O da ne?! Süavi adamakallı bize hakarete yeltenmiş. Ben de elime bir kaşık alıp, masaya ritim vurarak başladım:
"Süavi atmadan gel / Cetvele der pergel / Böyle cahil ömre bedel / Çaya sabun katan sensin!"
Süavi aldı sazı eline ve öyle hışımla vurdu ki, sazın telleri koptu:
"Sen söyledin, sen güldün / Rezaletle örtüldün / Ey Reha sen öldün / Yalağa yatak diye yatan sensin!"
Baktım iş çizmeyi aşıyor. Amma etrafta bizi seyreyleyen ahali merakla kafalarını bana çevirip baktılar. Bizde cevap gecikir mi? Şöyle söyledim ben de:
"Sen gel beri dur biraz / Kafanda patlar elindeki saz / Seni gidi kanatsız kaz / Elifi mertek sanan sensin!"
Süavi, sazı elinden attı, baktım etrafta bi şeyler araştırıyor. Birden kahvecinin elindeki tepsiyi kaptı, çay bardakları yerlere düşüp parçalandı. Adam bir yandan tepsiye def gibi vuruyor, bir yandan da ağzından köpükler saçarak söylüyor:
"Şükret yabancı değilsin / Göster ahmaklığın herkes bilsin / Bakırköy'den doktor gelsin / Delilere sultan sensin."

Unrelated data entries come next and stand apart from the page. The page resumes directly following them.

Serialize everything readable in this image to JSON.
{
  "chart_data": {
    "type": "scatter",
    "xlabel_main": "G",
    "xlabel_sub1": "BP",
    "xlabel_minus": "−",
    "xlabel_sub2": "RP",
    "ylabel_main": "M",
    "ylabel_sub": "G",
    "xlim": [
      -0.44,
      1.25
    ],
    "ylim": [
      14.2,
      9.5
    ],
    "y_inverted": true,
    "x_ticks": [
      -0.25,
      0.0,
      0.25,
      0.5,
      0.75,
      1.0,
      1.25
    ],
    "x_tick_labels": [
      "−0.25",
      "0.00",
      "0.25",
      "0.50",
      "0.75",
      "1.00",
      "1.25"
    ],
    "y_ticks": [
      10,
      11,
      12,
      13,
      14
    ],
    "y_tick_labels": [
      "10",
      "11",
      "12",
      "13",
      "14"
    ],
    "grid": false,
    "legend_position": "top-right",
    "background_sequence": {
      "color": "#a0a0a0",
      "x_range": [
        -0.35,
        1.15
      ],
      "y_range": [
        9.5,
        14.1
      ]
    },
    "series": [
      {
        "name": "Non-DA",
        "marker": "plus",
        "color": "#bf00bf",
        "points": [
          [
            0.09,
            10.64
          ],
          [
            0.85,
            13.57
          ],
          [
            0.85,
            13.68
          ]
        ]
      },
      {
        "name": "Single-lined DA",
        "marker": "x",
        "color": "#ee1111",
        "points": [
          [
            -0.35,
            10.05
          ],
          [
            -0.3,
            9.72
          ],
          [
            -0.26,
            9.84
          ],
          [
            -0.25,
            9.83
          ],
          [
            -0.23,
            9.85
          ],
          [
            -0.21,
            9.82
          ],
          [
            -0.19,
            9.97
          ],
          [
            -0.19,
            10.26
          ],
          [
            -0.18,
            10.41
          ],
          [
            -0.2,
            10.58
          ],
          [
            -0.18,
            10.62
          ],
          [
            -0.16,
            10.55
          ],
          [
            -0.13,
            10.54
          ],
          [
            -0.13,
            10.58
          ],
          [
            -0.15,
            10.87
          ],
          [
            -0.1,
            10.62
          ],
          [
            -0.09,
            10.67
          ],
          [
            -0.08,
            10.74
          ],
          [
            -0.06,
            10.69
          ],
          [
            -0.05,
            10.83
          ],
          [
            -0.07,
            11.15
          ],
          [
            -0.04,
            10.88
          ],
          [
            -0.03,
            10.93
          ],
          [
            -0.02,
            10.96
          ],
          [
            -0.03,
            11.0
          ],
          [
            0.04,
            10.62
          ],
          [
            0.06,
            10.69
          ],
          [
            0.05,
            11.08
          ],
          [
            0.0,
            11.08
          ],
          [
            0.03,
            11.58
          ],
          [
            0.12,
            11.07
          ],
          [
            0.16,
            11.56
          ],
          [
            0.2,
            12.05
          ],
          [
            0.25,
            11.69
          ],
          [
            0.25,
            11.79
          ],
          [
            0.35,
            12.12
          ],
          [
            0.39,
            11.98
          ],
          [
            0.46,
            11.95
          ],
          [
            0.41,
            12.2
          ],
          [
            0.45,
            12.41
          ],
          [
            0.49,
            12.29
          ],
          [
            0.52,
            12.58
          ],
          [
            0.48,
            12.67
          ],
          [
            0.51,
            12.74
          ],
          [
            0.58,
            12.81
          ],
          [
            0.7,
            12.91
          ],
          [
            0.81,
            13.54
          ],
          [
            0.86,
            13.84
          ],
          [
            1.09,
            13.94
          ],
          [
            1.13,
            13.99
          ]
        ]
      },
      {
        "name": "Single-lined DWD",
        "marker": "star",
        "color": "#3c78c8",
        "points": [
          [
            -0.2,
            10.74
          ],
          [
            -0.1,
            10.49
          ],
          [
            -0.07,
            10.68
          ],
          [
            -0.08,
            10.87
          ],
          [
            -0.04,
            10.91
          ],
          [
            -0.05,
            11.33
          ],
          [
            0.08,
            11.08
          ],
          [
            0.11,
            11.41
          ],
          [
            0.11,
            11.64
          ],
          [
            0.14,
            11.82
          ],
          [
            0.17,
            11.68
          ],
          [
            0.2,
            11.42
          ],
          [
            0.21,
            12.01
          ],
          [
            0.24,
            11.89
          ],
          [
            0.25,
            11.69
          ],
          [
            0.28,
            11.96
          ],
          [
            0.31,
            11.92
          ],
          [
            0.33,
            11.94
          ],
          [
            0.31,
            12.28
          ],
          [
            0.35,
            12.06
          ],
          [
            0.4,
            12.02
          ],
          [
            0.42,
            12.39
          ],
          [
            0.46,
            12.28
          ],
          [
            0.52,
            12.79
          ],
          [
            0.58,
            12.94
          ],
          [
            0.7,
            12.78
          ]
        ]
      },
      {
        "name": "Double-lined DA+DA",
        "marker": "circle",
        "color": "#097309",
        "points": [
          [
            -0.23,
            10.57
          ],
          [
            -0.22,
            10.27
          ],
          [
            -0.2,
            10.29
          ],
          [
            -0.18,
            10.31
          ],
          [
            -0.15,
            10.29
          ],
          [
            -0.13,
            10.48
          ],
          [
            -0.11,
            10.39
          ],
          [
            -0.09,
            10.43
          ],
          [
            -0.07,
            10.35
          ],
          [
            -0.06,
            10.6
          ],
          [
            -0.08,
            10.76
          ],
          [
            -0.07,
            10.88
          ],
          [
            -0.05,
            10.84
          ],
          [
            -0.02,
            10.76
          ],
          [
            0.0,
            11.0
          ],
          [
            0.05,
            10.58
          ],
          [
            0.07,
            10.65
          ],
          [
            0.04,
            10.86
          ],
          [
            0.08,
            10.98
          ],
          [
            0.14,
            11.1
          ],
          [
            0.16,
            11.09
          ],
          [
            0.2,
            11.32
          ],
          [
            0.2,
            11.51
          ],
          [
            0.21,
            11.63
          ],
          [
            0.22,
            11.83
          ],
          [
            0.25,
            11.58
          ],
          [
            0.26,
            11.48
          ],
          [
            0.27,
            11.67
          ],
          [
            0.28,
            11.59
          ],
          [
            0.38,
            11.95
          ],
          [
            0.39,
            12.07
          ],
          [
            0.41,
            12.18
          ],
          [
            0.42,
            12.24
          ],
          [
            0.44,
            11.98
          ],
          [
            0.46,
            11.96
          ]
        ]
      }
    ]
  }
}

Bu taşlamanın sonu Allah muhafaza ya mezarlık, ya karakol dedim. Ve yanımda oturan yeğenimi yere yatırıp, sırtına ritim vurarak son kurşunumu savurdum:
"Çıktın karga gibi dala / Yok senden eyi budala / Bak karşımda duruyor halâ / Kendi beynini salata yapan sensin."
Süavi ve arkadaşları bu noktada ayağa kalkıp üzerime gelmeye başladılar. Tabii bu arkadaş dediklerim, öyle insan cinsinden değil de, "insanın en sadık arkadaşı" cinsinden olanlardı. Bir yandan da hep bir ağızdan bağırıyorlardı: "Reha Efendi sen bittin artık! Sen mafoldun!" gibilerden...
O esnada bizim darbuka niyetine kullandığımız yeğen korkup kedi gibi zıplayarak kahveden öyle bir çıkış çıktı ki, ardından kahvede beş dakika poyraz estirdi. Eee, ne yaparsınız! Baktık ki biz öyle ortada tığ ü teber, gamsız baykuş gibi kalakaldık. Ben de atışmayı hoş sözle bağlayayım dedim artık ve hızlı hızlı söyledim:
"Gel sen daha taşlama / Reha etti büyük hata / Büyüğe yakışır bağışlama / Reha'yı tuş yapan sensin."
Eeee, ne yaparsınız, hayatta her gün, efendime söyleyeyim, kahraman, Cüneyyit filan olunmuyor. Bazen de Ahmet Kostarika olmak gerekiyor.
Evveet... Netice: Süavi ve İnsandışı Arkadaşlarıspor:1, Reha Üstadınızspor:0
(Siz bakmayın; sırf deplasmanda olduğum için kendimi ikinci sıraya yazdım!)